Görülmektedir ki seçimle gitmek gibi bir niyetleri yoktur. 7 HAZİRAN’ da Hdp’ nin meclise% 10 ile girmesi sonucu tek başına iktidar olamayınca birileri ülkeyi yüzlerce insanın ölümü pahasına kan gölüne ve korku filmine döndürmüştür.

İşte Şimdi yine Sayın cumhurbaşkanı ve mikrofonu elinde ‘’Bir şaibe var ve bunun kaldırılması YSK ‘ yı aklayacaktır ‘’demiştir . (4.Mayıs 2019 habertürk) ve seçimler iptal edilmiştir.

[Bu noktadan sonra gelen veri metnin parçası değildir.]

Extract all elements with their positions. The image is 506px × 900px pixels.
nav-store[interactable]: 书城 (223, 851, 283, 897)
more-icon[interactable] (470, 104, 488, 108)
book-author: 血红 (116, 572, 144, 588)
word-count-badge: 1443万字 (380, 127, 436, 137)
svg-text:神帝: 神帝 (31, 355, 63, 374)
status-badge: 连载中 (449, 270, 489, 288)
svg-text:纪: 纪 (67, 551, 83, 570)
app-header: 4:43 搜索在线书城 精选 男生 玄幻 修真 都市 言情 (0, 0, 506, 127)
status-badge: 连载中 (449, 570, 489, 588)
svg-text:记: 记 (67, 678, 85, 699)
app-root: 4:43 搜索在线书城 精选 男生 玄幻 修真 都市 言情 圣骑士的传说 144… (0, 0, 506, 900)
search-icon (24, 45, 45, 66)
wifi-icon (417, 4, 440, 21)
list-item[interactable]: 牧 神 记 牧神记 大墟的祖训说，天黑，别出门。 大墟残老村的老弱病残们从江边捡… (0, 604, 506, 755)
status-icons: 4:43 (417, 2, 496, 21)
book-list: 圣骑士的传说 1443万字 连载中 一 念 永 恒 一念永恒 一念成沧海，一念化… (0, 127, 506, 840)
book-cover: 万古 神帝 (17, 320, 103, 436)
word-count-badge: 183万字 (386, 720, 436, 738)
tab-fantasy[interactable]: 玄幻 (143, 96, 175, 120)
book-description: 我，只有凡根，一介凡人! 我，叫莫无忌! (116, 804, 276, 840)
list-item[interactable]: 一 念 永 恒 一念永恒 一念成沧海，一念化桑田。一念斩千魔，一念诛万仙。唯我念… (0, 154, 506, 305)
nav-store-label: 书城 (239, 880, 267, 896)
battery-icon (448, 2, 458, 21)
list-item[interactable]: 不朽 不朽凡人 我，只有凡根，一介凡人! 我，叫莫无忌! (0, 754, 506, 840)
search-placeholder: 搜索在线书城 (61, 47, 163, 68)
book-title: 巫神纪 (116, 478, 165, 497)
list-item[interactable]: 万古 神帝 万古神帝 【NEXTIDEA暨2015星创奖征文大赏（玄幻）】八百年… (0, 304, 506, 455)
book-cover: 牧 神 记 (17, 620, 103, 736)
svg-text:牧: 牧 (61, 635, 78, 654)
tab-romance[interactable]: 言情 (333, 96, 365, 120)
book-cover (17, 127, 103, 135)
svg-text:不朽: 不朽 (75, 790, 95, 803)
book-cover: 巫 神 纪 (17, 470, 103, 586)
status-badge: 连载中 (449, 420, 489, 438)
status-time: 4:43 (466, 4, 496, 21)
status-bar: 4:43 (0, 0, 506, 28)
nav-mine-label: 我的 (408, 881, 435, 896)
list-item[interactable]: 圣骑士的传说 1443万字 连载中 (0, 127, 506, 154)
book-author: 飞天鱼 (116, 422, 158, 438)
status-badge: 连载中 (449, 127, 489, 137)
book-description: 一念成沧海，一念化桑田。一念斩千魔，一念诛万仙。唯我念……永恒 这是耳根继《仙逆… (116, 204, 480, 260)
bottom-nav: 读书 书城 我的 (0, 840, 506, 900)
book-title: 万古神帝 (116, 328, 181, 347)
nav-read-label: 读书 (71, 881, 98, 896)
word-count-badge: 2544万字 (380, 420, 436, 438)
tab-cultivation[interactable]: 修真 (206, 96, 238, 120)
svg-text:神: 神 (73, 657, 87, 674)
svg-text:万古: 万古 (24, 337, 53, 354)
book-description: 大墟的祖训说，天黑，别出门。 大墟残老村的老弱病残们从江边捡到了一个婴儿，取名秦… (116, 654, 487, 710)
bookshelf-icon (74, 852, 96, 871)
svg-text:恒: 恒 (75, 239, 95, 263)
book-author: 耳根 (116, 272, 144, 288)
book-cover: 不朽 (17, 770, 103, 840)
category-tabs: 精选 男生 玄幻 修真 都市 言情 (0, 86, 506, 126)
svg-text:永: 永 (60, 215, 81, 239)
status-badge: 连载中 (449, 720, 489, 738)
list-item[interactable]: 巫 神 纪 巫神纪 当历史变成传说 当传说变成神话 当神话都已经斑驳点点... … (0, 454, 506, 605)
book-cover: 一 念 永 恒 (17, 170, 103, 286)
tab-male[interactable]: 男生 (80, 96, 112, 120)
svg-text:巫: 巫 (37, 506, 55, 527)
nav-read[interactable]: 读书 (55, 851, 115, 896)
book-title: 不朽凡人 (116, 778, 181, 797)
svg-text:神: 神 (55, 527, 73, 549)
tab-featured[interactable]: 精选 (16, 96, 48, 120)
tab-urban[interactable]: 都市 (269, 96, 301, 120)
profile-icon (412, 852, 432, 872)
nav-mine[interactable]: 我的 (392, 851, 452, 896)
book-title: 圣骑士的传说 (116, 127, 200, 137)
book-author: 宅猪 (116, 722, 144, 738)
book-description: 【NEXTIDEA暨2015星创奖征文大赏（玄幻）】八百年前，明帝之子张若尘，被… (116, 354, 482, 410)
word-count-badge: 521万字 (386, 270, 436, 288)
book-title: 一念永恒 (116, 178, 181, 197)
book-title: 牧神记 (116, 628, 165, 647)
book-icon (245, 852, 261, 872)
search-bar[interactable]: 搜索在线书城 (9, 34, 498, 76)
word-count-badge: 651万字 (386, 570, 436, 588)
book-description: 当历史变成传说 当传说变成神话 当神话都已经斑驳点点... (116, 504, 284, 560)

 Ve de 2. Sandık Darbesi ‘ de gerçekleşmiştir.

Şu andaki iktidar zihniyetinin ürünü YSK üyeleri, aynı Deniz’lerine ölümüne el kaldıranlar gibi korkmuştur İmamoğlu zihniyetinden.

Korkmuşlardır seçilen İmamoğlu’ndan ve yeni gelen baharın esintilerinden.

18 günde otobüslerde indirim yapan,

Cemaatlere, vakıflara kaynak yok, diyen,

Halkın parasını yedirtmem, diye bağıran

Bir kişiye hizmet etmem ben, halka hizmet ederim, sözünü veren ufak tefek adamdan korkmuşlardır.



Yok, etmeye karar vermişlerdir. Çünkü İmamoğlu ve onun gibiler yaşarsa, biliyorlar ki kendileri yok olacaktırlar. Toz toprak olup evrenin karanlıklarında kaybolacaklardır, zihniyetleriyle beraber. 
Onlardan geriye çocuklarına utanç tablosu kalacaktır, dedeleri yüzünden yaralı bir vicdan belki de.

Bize ise kalan, güzel bir parfümün kokusu gibi tüm ülkeye dağılan İmamoğlu kokusu olacaktır.

Çiçeklerin polenleri gibi baharın esintisiyle topraklarımıza dağılan Hak ve Adalet kavramları olacaktır.

Her şey güzel olacak, çoktan yazılmıştır duvarlara çıkmayan boyalarla…

Baharı gören insanlar, sıcacık daha da ısıtan yaz mevsimini de görecektir sonunda.